Por eso, la ironía. Tomatis, con poco más de veinte años, es un
desencantado.
Los Cuadernos confirman lo que, de algún modo,
sabíamos. La literatura de Saer responde a una estética de la
resistencia. Sin embargo, no es contorsionada. Es bella y serena, aunque
casi siempre desesperada. La misma textura tienen estas páginas
preliminares o desechadas, que no son filosóficamente diferentes a las
que se publicaron. Las obras “juveniles” de Saer lo son por su
cronología, no por torpezas o indecisiones. Hubo cambios, sin duda, y
esos cambios tienen su historia.
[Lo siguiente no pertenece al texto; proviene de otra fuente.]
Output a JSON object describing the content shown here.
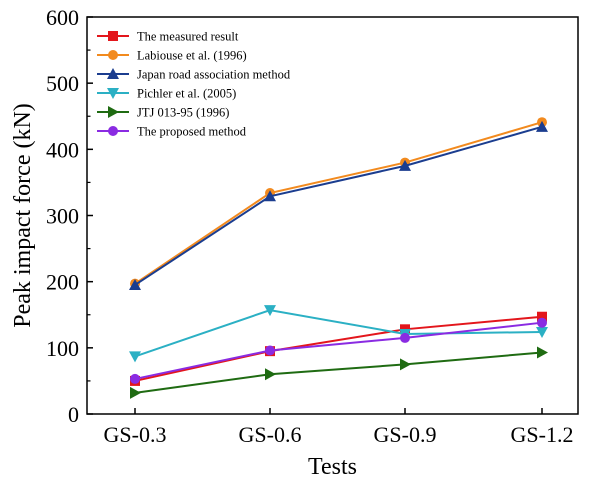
{
  "chart_data": {
    "type": "line",
    "categories": [
      "GS-0.3",
      "GS-0.6",
      "GS-0.9",
      "GS-1.2"
    ],
    "xlabel": "Tests",
    "ylabel": "Peak impact force (kN)",
    "ylim": [
      0,
      600
    ],
    "yticks": [
      0,
      100,
      200,
      300,
      400,
      500,
      600
    ],
    "grid": false,
    "legend_position": "top-left",
    "series": [
      {
        "name": "The measured result",
        "color": "#e3161c",
        "marker": "square",
        "values": [
          50,
          95,
          128,
          147
        ]
      },
      {
        "name": "Labiouse et al. (1996)",
        "color": "#f28a1e",
        "marker": "circle",
        "values": [
          197,
          334,
          380,
          441
        ]
      },
      {
        "name": "Japan road association method",
        "color": "#1b3d8f",
        "marker": "triangle-up",
        "values": [
          195,
          329,
          375,
          434
        ]
      },
      {
        "name": "Pichler et al. (2005)",
        "color": "#2bb0c4",
        "marker": "triangle-down",
        "values": [
          87,
          157,
          121,
          124
        ]
      },
      {
        "name": "JTJ 013-95 (1996)",
        "color": "#1f6b12",
        "marker": "triangle-right",
        "values": [
          32,
          60,
          75,
          93
        ]
      },
      {
        "name": "The proposed method",
        "color": "#8a2be2",
        "marker": "circle",
        "values": [
          53,
          96,
          115,
          138
        ]
      }
    ]
  }
}
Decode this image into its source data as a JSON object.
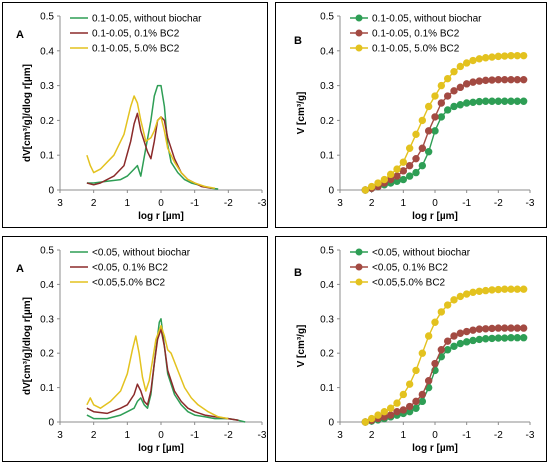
{
  "chart_data": [
    {
      "type": "line",
      "panel_letter": "A",
      "ylabel": "dV[cm³/g]/dlog r[µm]",
      "xlabel": "log r [µm]",
      "xlim": [
        3,
        -3
      ],
      "ylim": [
        0,
        0.5
      ],
      "x_ticks": [
        "3",
        "2",
        "1",
        "0",
        "-1",
        "-2",
        "-3"
      ],
      "y_ticks": [
        "0",
        "0.1",
        "0.2",
        "0.3",
        "0.4",
        "0.5"
      ],
      "legend_position": "top-left",
      "series": [
        {
          "name": "0.1-0.05, without biochar",
          "color": "#2e9e55",
          "x": [
            2.2,
            2.0,
            1.6,
            1.2,
            1.0,
            0.8,
            0.7,
            0.6,
            0.45,
            0.3,
            0.2,
            0.1,
            0.0,
            -0.1,
            -0.2,
            -0.3,
            -0.5,
            -0.7,
            -0.9,
            -1.1,
            -1.3,
            -1.5,
            -1.7
          ],
          "y": [
            0.02,
            0.02,
            0.025,
            0.03,
            0.04,
            0.06,
            0.07,
            0.04,
            0.12,
            0.2,
            0.27,
            0.3,
            0.3,
            0.24,
            0.13,
            0.08,
            0.05,
            0.03,
            0.02,
            0.015,
            0.01,
            0.005,
            0.003
          ]
        },
        {
          "name": "0.1-0.05, 0.1% BC2",
          "color": "#8b2a2a",
          "x": [
            2.2,
            2.0,
            1.8,
            1.4,
            1.1,
            0.9,
            0.8,
            0.7,
            0.6,
            0.4,
            0.3,
            0.2,
            0.1,
            0.0,
            -0.1,
            -0.2,
            -0.4,
            -0.6,
            -0.8,
            -1.0,
            -1.2,
            -1.5
          ],
          "y": [
            0.02,
            0.015,
            0.02,
            0.04,
            0.07,
            0.14,
            0.19,
            0.22,
            0.17,
            0.11,
            0.09,
            0.14,
            0.2,
            0.21,
            0.2,
            0.15,
            0.09,
            0.05,
            0.03,
            0.02,
            0.01,
            0.005
          ]
        },
        {
          "name": "0.1-0.05, 5.0% BC2",
          "color": "#e3c21f",
          "x": [
            2.2,
            2.1,
            2.0,
            1.8,
            1.4,
            1.1,
            0.9,
            0.8,
            0.7,
            0.6,
            0.45,
            0.3,
            0.2,
            0.1,
            0.0,
            -0.1,
            -0.2,
            -0.4,
            -0.6,
            -0.8,
            -1.0,
            -1.3,
            -1.6
          ],
          "y": [
            0.1,
            0.07,
            0.05,
            0.06,
            0.1,
            0.16,
            0.24,
            0.27,
            0.25,
            0.2,
            0.14,
            0.15,
            0.17,
            0.2,
            0.21,
            0.17,
            0.12,
            0.08,
            0.05,
            0.03,
            0.02,
            0.01,
            0.005
          ]
        }
      ]
    },
    {
      "type": "line",
      "panel_letter": "B",
      "ylabel": "V [cm³/g]",
      "xlabel": "log r [µm]",
      "xlim": [
        3,
        -3
      ],
      "ylim": [
        0,
        0.5
      ],
      "x_ticks": [
        "3",
        "2",
        "1",
        "0",
        "-1",
        "-2",
        "-3"
      ],
      "y_ticks": [
        "0",
        "0.1",
        "0.2",
        "0.3",
        "0.4",
        "0.5"
      ],
      "legend_position": "top-left",
      "series": [
        {
          "name": "0.1-0.05, without biochar",
          "color": "#2e9e55",
          "x": [
            2.2,
            2.0,
            1.8,
            1.6,
            1.4,
            1.2,
            1.0,
            0.8,
            0.6,
            0.4,
            0.2,
            0.0,
            -0.2,
            -0.4,
            -0.6,
            -0.8,
            -1.0,
            -1.2,
            -1.4,
            -1.6,
            -1.8,
            -2.0,
            -2.2,
            -2.4,
            -2.6,
            -2.8
          ],
          "y": [
            0.0,
            0.005,
            0.01,
            0.015,
            0.02,
            0.025,
            0.03,
            0.04,
            0.05,
            0.07,
            0.11,
            0.17,
            0.21,
            0.23,
            0.24,
            0.245,
            0.25,
            0.252,
            0.254,
            0.255,
            0.255,
            0.255,
            0.255,
            0.255,
            0.255,
            0.255
          ]
        },
        {
          "name": "0.1-0.05, 0.1% BC2",
          "color": "#a34a42",
          "x": [
            2.2,
            2.0,
            1.8,
            1.6,
            1.4,
            1.2,
            1.0,
            0.8,
            0.6,
            0.4,
            0.2,
            0.0,
            -0.2,
            -0.4,
            -0.6,
            -0.8,
            -1.0,
            -1.2,
            -1.4,
            -1.6,
            -1.8,
            -2.0,
            -2.2,
            -2.4,
            -2.6,
            -2.8
          ],
          "y": [
            0.0,
            0.005,
            0.01,
            0.02,
            0.03,
            0.04,
            0.055,
            0.07,
            0.09,
            0.12,
            0.17,
            0.21,
            0.25,
            0.27,
            0.285,
            0.295,
            0.305,
            0.31,
            0.313,
            0.315,
            0.316,
            0.317,
            0.317,
            0.317,
            0.317,
            0.317
          ]
        },
        {
          "name": "0.1-0.05, 5.0% BC2",
          "color": "#e3c21f",
          "x": [
            2.2,
            2.0,
            1.8,
            1.6,
            1.4,
            1.2,
            1.0,
            0.8,
            0.6,
            0.4,
            0.2,
            0.0,
            -0.2,
            -0.4,
            -0.6,
            -0.8,
            -1.0,
            -1.2,
            -1.4,
            -1.6,
            -1.8,
            -2.0,
            -2.2,
            -2.4,
            -2.6,
            -2.8
          ],
          "y": [
            0.0,
            0.01,
            0.02,
            0.03,
            0.045,
            0.06,
            0.08,
            0.12,
            0.16,
            0.2,
            0.24,
            0.27,
            0.3,
            0.32,
            0.34,
            0.355,
            0.365,
            0.372,
            0.377,
            0.38,
            0.382,
            0.384,
            0.385,
            0.386,
            0.386,
            0.386
          ]
        }
      ]
    },
    {
      "type": "line",
      "panel_letter": "A",
      "ylabel": "dV[cm³/g]/dlog r[µm]",
      "xlabel": "log r [µm]",
      "xlim": [
        3,
        -3
      ],
      "ylim": [
        0,
        0.5
      ],
      "x_ticks": [
        "3",
        "2",
        "1",
        "0",
        "-1",
        "-2",
        "-3"
      ],
      "y_ticks": [
        "0",
        "0.1",
        "0.2",
        "0.3",
        "0.4",
        "0.5"
      ],
      "legend_position": "top-left",
      "series": [
        {
          "name": "<0.05, without biochar",
          "color": "#2e9e55",
          "x": [
            2.2,
            2.0,
            1.6,
            1.2,
            1.0,
            0.8,
            0.7,
            0.6,
            0.5,
            0.4,
            0.3,
            0.2,
            0.1,
            0.05,
            0.0,
            -0.1,
            -0.2,
            -0.4,
            -0.6,
            -0.8,
            -1.0,
            -1.3,
            -1.6,
            -2.0,
            -2.3,
            -2.5
          ],
          "y": [
            0.02,
            0.01,
            0.01,
            0.02,
            0.03,
            0.04,
            0.06,
            0.07,
            0.05,
            0.04,
            0.08,
            0.17,
            0.25,
            0.29,
            0.3,
            0.22,
            0.14,
            0.08,
            0.05,
            0.03,
            0.02,
            0.015,
            0.01,
            0.01,
            0.005,
            0.0
          ]
        },
        {
          "name": "<0.05, 0.1% BC2",
          "color": "#8b2a2a",
          "x": [
            2.2,
            2.0,
            1.6,
            1.2,
            1.0,
            0.8,
            0.7,
            0.6,
            0.5,
            0.4,
            0.3,
            0.2,
            0.1,
            0.0,
            -0.1,
            -0.2,
            -0.4,
            -0.6,
            -0.8,
            -1.0,
            -1.3,
            -1.6,
            -2.0,
            -2.3
          ],
          "y": [
            0.04,
            0.03,
            0.025,
            0.04,
            0.05,
            0.08,
            0.11,
            0.09,
            0.06,
            0.05,
            0.09,
            0.17,
            0.24,
            0.27,
            0.22,
            0.15,
            0.09,
            0.06,
            0.04,
            0.03,
            0.02,
            0.015,
            0.01,
            0.005
          ]
        },
        {
          "name": "<0.05,5.0% BC2",
          "color": "#e3c21f",
          "x": [
            2.2,
            2.1,
            2.0,
            1.8,
            1.5,
            1.2,
            1.0,
            0.85,
            0.75,
            0.65,
            0.55,
            0.45,
            0.35,
            0.25,
            0.15,
            0.0,
            -0.1,
            -0.2,
            -0.3,
            -0.5,
            -0.7,
            -0.9,
            -1.1,
            -1.4,
            -1.7,
            -2.0
          ],
          "y": [
            0.05,
            0.07,
            0.05,
            0.04,
            0.06,
            0.09,
            0.14,
            0.21,
            0.25,
            0.2,
            0.13,
            0.09,
            0.12,
            0.18,
            0.24,
            0.28,
            0.25,
            0.21,
            0.2,
            0.15,
            0.1,
            0.07,
            0.05,
            0.03,
            0.015,
            0.01
          ]
        }
      ]
    },
    {
      "type": "line",
      "panel_letter": "B",
      "ylabel": "V [cm³/g]",
      "xlabel": "log r [µm]",
      "xlim": [
        3,
        -3
      ],
      "ylim": [
        0,
        0.5
      ],
      "x_ticks": [
        "3",
        "2",
        "1",
        "0",
        "-1",
        "-2",
        "-3"
      ],
      "y_ticks": [
        "0",
        "0.1",
        "0.2",
        "0.3",
        "0.4",
        "0.5"
      ],
      "legend_position": "top-left",
      "series": [
        {
          "name": "<0.05, without biochar",
          "color": "#2e9e55",
          "x": [
            2.2,
            2.0,
            1.8,
            1.6,
            1.4,
            1.2,
            1.0,
            0.8,
            0.6,
            0.4,
            0.2,
            0.0,
            -0.2,
            -0.4,
            -0.6,
            -0.8,
            -1.0,
            -1.2,
            -1.4,
            -1.6,
            -1.8,
            -2.0,
            -2.2,
            -2.4,
            -2.6,
            -2.8
          ],
          "y": [
            0.0,
            0.003,
            0.006,
            0.01,
            0.015,
            0.02,
            0.025,
            0.03,
            0.04,
            0.06,
            0.1,
            0.15,
            0.19,
            0.21,
            0.22,
            0.228,
            0.233,
            0.237,
            0.24,
            0.242,
            0.243,
            0.244,
            0.244,
            0.245,
            0.245,
            0.245
          ]
        },
        {
          "name": "<0.05, 0.1% BC2",
          "color": "#a34a42",
          "x": [
            2.2,
            2.0,
            1.8,
            1.6,
            1.4,
            1.2,
            1.0,
            0.8,
            0.6,
            0.4,
            0.2,
            0.0,
            -0.2,
            -0.4,
            -0.6,
            -0.8,
            -1.0,
            -1.2,
            -1.4,
            -1.6,
            -1.8,
            -2.0,
            -2.2,
            -2.4,
            -2.6,
            -2.8
          ],
          "y": [
            0.0,
            0.005,
            0.01,
            0.015,
            0.02,
            0.03,
            0.035,
            0.045,
            0.06,
            0.08,
            0.12,
            0.17,
            0.21,
            0.235,
            0.25,
            0.258,
            0.263,
            0.267,
            0.27,
            0.271,
            0.272,
            0.273,
            0.273,
            0.273,
            0.273,
            0.273
          ]
        },
        {
          "name": "<0.05,5.0% BC2",
          "color": "#e3c21f",
          "x": [
            2.2,
            2.0,
            1.8,
            1.6,
            1.4,
            1.2,
            1.0,
            0.8,
            0.6,
            0.4,
            0.2,
            0.0,
            -0.2,
            -0.4,
            -0.6,
            -0.8,
            -1.0,
            -1.2,
            -1.4,
            -1.6,
            -1.8,
            -2.0,
            -2.2,
            -2.4,
            -2.6,
            -2.8
          ],
          "y": [
            0.0,
            0.01,
            0.02,
            0.03,
            0.04,
            0.055,
            0.08,
            0.11,
            0.15,
            0.2,
            0.25,
            0.29,
            0.32,
            0.34,
            0.355,
            0.365,
            0.372,
            0.377,
            0.38,
            0.382,
            0.384,
            0.385,
            0.386,
            0.386,
            0.386,
            0.386
          ]
        }
      ]
    }
  ]
}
Pero el gran escritor, el escritor
decisivo de la segunda mitad del siglo XX, estaba allí desde el
principio.
Saer básico
Por su potencia narrativa y su proyecto estético no sería descabellado afirmar que Juan José Saer fue, después de Borges, uno de los mayores escritores de la literatura argentina. Profesor en la Universidad Nacional del Litoral, en 1968 se radicó en París y enseñó en la Facultad de Letras de la Universidad de Rennes. Escribió cuento, novela, ensayo y poesía, y entre alguno de sus títulos podemos mencionar “Cicatrices” (1969), “El limonero real” (1974), “Glosa” (1985) o su novela póstuma “La grande” (2005).